A new study reveals that China’s efforts to cut air pollution may be accelerating global warming. Since 2010, East Asian countries, especially China, reduced sulfate aerosol emissions by 75%, improving air quality but also allowing more sunlight to reach Earth’s surface causing faster warming.
This has contributed to a sharp rise in temperatures across Asia, which is now warming twice as fast as the global average, according to the World Meteorological Organization (WMO).
Experts warn this faster warming is intensifying heatwaves, disrupting monsoons, fueling cyclones, raising sea levels, and melting glaciers especially in cities, coastlines, and farmlands of Asia.
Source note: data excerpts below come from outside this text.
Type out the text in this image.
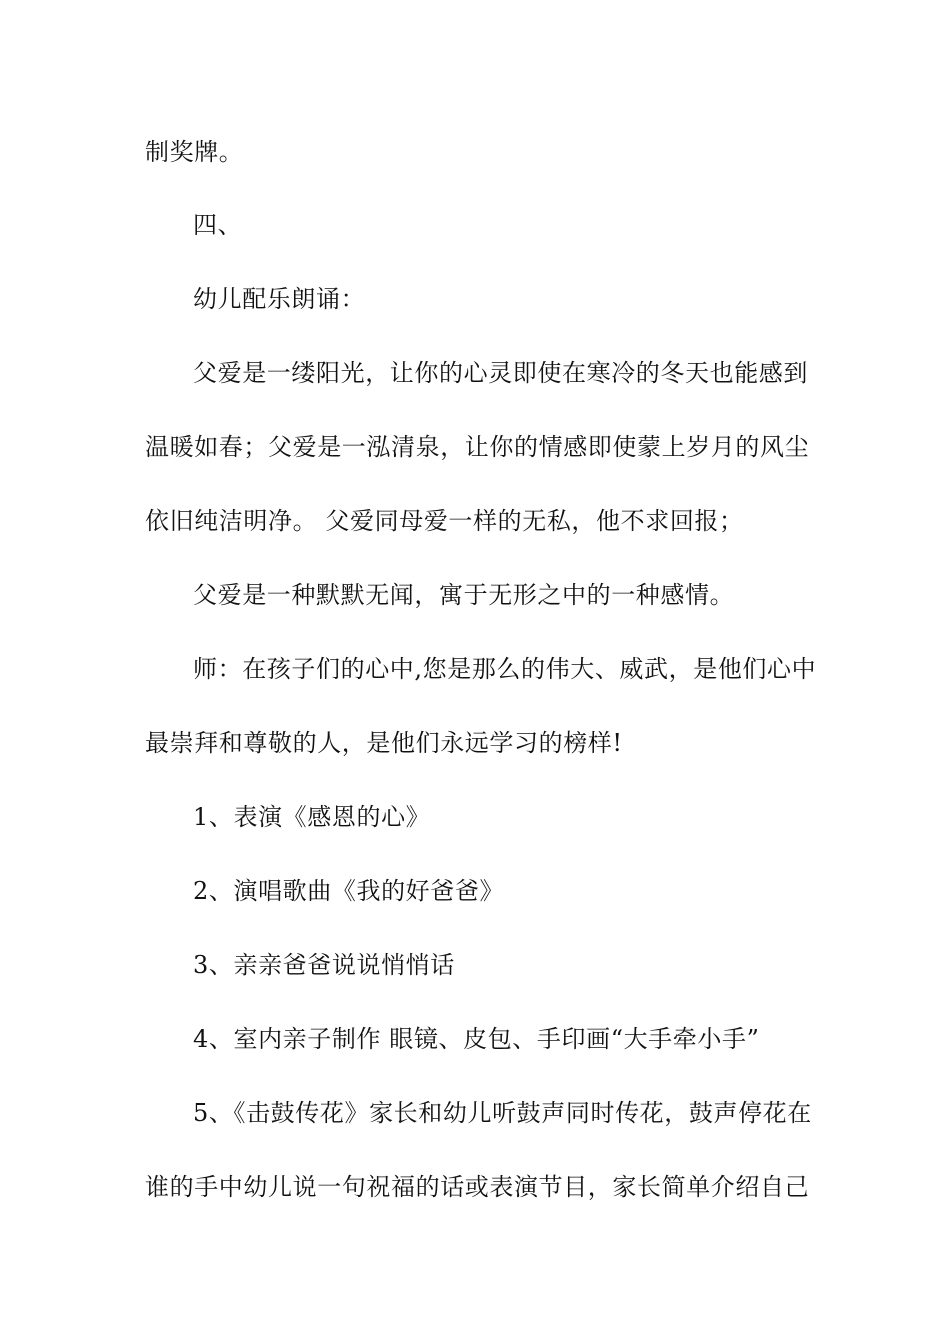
制奖牌。
四、
幼儿配乐朗诵：
父爱是一缕阳光，让你的心灵即使在寒冷的冬天也能感到
温暖如春；父爱是一泓清泉，让你的情感即使蒙上岁月的风尘
依旧纯洁明净。 父爱同母爱一样的无私，他不求回报；
父爱是一种默默无闻，寓于无形之中的一种感情。
师：在孩子们的心中,您是那么的伟大、威武，是他们心中
最崇拜和尊敬的人，是他们永远学习的榜样!
1、表演《感恩的心》
2、演唱歌曲《我的好爸爸》
3、亲亲爸爸说说悄悄话
4、室内亲子制作 眼镜、皮包、手印画“大手牵小手”
5、《击鼓传花》家长和幼儿听鼓声同时传花，鼓声停花在
谁的手中幼儿说一句祝福的话或表演节目，家长简单介绍自己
While this warming spike may be temporary, its current effects are already devastating. Oceans around Asia, including the Indian and Pacific, have recorded their highest-ever surface temperatures in 2024.
Meanwhile, developing countries in Asia need $1.1 trillion annually for climate protection, but there’s an $800 billion shortfall. At COP29, wealthy nations pledged just $300 billion a year by 2035, far below what’s needed.
Climate scientists and global institutes now stress that wealthy countries must urgently cut emissions and fund climate-vulnerable nations not as charity, but as global responsibility. Cleaner air in China is good for lungs, but without balanced climate action, it’s heating up the planet faster than expected.